Chocolate Coconut Cookies
Ingredients
Equipment
Method
- Step 1: Preheat your oven to 350°F (175°C) to ensure even baking.
- Step 2: Line a baking sheet with parchment paper to prevent sticking.
- Step 3: In a mixing bowl, combine flour or protein powder, cocoa powder, shredded coconut, and salt. Stir until well blended.
- Step 4: In another bowl, whisk together milk, maple syrup (or honey/agave), and vanilla extract until well combined.
- Step 5: Pour the wet ingredients into the dry mixture.

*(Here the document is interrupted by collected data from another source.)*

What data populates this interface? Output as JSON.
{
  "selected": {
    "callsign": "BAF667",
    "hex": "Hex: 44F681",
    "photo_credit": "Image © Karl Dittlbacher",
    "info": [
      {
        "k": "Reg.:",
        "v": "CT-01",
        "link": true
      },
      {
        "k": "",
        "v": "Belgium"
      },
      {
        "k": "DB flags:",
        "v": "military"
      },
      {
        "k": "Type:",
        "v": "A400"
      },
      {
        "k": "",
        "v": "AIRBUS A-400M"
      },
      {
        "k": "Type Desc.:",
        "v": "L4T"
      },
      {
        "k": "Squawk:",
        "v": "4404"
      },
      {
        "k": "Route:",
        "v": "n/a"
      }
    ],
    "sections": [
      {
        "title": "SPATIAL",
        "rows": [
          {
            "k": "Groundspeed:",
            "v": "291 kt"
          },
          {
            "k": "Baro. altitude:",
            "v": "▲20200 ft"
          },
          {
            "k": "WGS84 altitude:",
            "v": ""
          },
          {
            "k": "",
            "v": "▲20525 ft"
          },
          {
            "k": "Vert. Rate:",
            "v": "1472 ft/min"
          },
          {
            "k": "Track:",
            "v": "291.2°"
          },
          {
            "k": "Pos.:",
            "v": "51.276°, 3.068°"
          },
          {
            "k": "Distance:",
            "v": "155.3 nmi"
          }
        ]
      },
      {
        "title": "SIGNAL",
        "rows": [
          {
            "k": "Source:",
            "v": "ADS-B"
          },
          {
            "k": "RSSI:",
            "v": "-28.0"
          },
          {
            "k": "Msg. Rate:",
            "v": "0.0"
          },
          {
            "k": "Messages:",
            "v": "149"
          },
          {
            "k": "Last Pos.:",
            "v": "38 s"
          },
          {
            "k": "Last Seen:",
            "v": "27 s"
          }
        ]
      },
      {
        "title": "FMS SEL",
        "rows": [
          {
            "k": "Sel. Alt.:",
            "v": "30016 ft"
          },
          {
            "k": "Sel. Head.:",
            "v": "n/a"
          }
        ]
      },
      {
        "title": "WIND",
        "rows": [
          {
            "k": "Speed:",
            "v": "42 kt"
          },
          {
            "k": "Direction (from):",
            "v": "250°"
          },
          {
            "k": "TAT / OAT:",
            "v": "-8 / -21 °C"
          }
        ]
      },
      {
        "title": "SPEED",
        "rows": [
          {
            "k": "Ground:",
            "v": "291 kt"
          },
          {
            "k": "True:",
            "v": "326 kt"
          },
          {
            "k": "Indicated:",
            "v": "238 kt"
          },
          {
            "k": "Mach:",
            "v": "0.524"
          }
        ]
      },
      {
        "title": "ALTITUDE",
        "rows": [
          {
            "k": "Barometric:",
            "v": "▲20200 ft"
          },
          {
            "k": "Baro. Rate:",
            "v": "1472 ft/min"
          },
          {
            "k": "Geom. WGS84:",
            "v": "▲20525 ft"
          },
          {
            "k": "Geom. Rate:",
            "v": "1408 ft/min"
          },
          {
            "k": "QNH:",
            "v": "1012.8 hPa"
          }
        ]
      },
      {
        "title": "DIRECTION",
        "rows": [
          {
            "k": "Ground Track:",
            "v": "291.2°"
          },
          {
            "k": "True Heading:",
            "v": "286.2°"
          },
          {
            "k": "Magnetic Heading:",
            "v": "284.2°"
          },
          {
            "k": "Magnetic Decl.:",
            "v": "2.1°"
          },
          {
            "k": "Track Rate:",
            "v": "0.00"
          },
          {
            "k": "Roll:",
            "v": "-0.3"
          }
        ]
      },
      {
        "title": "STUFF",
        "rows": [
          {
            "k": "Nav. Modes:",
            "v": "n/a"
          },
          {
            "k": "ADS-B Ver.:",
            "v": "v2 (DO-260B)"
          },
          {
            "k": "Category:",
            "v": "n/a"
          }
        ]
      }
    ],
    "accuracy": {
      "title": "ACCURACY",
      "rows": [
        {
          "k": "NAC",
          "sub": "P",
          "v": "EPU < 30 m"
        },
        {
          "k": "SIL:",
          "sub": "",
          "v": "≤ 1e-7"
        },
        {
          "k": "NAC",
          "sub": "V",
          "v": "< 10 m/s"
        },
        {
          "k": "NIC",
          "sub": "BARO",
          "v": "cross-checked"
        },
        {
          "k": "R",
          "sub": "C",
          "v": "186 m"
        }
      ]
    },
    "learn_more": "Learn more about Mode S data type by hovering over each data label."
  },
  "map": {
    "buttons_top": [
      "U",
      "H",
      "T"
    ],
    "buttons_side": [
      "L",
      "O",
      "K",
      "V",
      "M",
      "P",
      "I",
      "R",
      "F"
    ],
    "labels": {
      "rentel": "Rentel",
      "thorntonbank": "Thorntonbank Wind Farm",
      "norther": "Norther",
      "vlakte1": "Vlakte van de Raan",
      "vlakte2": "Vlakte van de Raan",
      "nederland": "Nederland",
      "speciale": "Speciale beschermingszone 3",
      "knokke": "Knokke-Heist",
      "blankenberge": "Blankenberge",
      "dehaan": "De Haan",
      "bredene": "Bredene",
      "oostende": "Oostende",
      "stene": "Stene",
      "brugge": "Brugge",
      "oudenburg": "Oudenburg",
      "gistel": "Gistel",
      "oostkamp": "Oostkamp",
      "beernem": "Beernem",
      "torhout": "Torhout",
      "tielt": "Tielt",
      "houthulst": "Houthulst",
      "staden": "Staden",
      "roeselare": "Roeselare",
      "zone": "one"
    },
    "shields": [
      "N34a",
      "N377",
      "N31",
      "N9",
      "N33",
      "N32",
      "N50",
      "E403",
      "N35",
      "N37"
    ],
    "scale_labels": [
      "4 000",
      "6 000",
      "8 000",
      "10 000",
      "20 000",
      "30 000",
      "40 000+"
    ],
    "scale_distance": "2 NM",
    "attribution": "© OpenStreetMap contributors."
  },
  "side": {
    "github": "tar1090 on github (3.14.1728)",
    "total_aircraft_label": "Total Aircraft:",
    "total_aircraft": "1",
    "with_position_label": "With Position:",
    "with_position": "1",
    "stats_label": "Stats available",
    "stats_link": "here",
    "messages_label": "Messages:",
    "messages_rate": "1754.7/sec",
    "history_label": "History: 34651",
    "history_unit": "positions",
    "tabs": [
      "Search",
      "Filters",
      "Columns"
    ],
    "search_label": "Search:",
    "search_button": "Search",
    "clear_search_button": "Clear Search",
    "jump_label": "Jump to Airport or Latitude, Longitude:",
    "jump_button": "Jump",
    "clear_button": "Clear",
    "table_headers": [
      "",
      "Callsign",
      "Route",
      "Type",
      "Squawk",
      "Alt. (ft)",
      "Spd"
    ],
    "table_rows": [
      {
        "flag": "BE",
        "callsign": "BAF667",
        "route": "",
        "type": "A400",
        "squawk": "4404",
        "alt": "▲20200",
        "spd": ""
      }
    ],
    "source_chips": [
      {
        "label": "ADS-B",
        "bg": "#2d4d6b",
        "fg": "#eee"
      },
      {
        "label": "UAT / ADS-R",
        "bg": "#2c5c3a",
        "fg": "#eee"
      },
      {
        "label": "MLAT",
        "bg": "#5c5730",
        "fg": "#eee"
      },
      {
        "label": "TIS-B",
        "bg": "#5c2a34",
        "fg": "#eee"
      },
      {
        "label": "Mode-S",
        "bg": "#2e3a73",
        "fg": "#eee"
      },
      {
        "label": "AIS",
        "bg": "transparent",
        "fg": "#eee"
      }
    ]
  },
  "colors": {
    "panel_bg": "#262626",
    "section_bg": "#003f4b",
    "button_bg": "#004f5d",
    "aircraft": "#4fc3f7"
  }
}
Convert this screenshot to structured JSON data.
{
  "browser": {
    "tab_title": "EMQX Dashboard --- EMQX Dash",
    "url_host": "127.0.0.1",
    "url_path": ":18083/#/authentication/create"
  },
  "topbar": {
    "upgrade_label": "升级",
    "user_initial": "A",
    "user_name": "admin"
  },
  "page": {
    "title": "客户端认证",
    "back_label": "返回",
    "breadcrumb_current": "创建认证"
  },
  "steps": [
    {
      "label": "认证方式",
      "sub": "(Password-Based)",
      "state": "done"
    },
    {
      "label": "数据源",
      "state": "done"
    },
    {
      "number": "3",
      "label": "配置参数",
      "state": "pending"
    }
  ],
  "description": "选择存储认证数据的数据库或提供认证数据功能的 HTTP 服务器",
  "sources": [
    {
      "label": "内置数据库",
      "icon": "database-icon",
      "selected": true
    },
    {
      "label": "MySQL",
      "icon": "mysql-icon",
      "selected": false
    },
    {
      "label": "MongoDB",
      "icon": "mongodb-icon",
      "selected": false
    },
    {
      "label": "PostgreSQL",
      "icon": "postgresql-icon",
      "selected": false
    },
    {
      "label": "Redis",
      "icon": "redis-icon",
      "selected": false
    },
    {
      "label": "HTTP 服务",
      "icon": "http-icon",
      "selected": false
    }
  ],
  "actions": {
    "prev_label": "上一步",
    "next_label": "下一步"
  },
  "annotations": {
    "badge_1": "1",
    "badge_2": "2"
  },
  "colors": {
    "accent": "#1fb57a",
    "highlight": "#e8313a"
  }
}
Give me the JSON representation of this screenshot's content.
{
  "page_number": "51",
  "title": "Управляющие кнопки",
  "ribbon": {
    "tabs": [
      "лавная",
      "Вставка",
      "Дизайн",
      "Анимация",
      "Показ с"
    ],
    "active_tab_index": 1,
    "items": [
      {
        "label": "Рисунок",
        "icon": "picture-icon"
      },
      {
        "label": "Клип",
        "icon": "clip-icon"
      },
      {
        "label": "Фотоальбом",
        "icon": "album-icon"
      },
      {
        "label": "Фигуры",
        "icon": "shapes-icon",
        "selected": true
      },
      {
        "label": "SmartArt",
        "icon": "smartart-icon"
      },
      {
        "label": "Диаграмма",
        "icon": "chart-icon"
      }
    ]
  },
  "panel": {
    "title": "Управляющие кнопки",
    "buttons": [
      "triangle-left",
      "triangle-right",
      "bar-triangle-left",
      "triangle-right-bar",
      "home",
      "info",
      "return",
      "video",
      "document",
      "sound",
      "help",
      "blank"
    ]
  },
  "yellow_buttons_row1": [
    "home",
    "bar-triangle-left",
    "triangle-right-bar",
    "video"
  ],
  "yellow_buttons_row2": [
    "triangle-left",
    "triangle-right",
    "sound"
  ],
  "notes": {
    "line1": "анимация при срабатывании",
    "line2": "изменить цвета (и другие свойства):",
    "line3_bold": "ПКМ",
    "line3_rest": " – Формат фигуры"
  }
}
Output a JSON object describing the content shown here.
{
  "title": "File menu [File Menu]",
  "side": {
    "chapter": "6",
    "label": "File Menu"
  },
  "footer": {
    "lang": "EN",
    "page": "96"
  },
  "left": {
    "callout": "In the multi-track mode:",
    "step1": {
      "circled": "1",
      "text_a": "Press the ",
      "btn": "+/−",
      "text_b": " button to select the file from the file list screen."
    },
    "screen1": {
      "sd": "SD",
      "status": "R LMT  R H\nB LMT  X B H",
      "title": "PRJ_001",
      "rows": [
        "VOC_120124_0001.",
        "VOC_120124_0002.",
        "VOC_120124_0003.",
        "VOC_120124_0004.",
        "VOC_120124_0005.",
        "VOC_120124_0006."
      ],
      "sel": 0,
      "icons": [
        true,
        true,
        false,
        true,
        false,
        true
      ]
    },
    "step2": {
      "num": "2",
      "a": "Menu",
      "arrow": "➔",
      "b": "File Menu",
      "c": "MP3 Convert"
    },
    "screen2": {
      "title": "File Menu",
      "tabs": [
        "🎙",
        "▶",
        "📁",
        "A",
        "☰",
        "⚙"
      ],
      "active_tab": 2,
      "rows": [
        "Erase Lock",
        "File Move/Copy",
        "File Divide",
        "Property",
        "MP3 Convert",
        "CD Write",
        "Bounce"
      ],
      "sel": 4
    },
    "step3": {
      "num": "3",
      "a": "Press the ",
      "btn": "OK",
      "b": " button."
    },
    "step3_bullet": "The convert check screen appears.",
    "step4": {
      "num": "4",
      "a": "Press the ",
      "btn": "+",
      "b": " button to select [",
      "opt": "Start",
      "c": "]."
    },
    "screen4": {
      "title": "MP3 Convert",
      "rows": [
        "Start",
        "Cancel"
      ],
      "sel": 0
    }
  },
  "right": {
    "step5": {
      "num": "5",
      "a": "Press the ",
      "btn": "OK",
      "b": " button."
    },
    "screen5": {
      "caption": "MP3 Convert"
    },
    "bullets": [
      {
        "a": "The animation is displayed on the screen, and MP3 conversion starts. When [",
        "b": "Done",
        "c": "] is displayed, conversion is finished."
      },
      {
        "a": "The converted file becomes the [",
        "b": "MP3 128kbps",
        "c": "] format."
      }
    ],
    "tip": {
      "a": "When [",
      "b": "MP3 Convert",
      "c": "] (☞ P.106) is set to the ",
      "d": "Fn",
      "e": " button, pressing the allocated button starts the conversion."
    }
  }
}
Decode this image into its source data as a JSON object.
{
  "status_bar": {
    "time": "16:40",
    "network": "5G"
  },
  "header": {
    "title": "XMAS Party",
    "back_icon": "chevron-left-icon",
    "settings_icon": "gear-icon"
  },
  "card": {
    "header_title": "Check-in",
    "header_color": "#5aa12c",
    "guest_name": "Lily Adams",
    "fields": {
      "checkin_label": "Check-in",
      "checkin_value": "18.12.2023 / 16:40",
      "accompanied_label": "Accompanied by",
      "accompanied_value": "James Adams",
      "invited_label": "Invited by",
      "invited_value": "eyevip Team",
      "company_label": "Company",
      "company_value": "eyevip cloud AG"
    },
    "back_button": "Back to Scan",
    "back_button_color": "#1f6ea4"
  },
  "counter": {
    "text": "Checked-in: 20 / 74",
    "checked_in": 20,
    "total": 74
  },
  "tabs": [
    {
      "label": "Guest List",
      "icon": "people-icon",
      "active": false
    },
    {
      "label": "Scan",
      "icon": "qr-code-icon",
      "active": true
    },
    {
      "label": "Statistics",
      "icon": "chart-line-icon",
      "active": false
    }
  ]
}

Stir until just combined, with a few lumps remaining.
- Step 6: Using a spoon or cookie scoop, drop tablespoon-sized amounts of dough onto the prepared baking sheet.
- Step 7: Bake in the preheated oven for about 10-12 minutes, until edges are firm.
- Step 8: Let the cookies cool on the baking sheet for a few minutes before transferring to a wire rack.
Notes
- Store cooled cookies in an airtight container for up to 5 days.
- For longer storage, freeze cookies in a single layer for up to 3 months.
- Use almond or coconut flour for a gluten-free version.